Thomas hatte nicht zu viel
versprochen, er zeigte mir allerlei Interessantes, Geschäfte, die ich vorher noch nie in solcher Art gesehen hatte und Geschäfte, bei denen ich gleich wusste, dass ich sie nie freiwillig betreten würde. New Jersey war viel größer, als ich es mir jemals hatte erträumen lassen und ich musste zugeben, die schlechte Stimmung, die mein Bruder und ich verbreitet, als unsere Eltern verkündet hatten, dass wir umziehen würden, war doch nicht so berechtigt, wie ich anfangs angenommen hatte.Ich hatte schon ein neues Rudel, nach einem einzigen Tag hier und eigentlich kamen mir alle Leute hier doch ziemlich freundlich vor. Kleo, obwohl ich etwas erstaunt war, dass sie auch ein Beta war und Thomas schien auch nett zu sein. Ich war froh, dass ich jemanden gefunden hatte, der mit mir zusammen in ein paar Kursen war und den ich ausstehen konnte.
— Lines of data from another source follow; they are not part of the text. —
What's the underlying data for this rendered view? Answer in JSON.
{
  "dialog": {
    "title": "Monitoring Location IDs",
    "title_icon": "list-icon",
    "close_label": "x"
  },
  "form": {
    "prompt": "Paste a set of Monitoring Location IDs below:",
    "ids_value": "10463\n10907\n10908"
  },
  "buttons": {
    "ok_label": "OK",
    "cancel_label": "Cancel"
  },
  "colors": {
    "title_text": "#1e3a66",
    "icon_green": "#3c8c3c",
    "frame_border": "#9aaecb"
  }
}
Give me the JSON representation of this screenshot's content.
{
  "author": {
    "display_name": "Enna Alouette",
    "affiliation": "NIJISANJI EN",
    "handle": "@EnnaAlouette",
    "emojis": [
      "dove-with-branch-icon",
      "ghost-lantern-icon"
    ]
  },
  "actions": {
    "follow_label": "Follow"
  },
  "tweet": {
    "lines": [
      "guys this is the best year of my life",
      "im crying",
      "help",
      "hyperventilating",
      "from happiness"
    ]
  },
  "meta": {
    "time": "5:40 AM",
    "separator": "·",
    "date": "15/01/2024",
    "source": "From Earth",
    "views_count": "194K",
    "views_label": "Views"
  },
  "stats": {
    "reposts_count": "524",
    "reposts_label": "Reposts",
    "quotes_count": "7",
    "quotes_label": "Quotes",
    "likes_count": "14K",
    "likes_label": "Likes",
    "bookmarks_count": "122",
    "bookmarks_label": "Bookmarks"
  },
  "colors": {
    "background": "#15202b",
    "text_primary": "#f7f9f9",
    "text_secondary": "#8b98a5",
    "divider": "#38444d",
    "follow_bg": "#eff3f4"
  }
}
Als Thomas und ich wieder am Rathaus ankamen, war es Zeit für uns, sich zu verabschieden. Ich bedankte mich sehr für diese Führung und verabschiedete mich mit einem Winken. Als ich mich im Bus auf einen Platz niederließ, hatte ich ein Lächeln auf den Lippen, was für mich vor 24 Stunden noch unvorstellbar war.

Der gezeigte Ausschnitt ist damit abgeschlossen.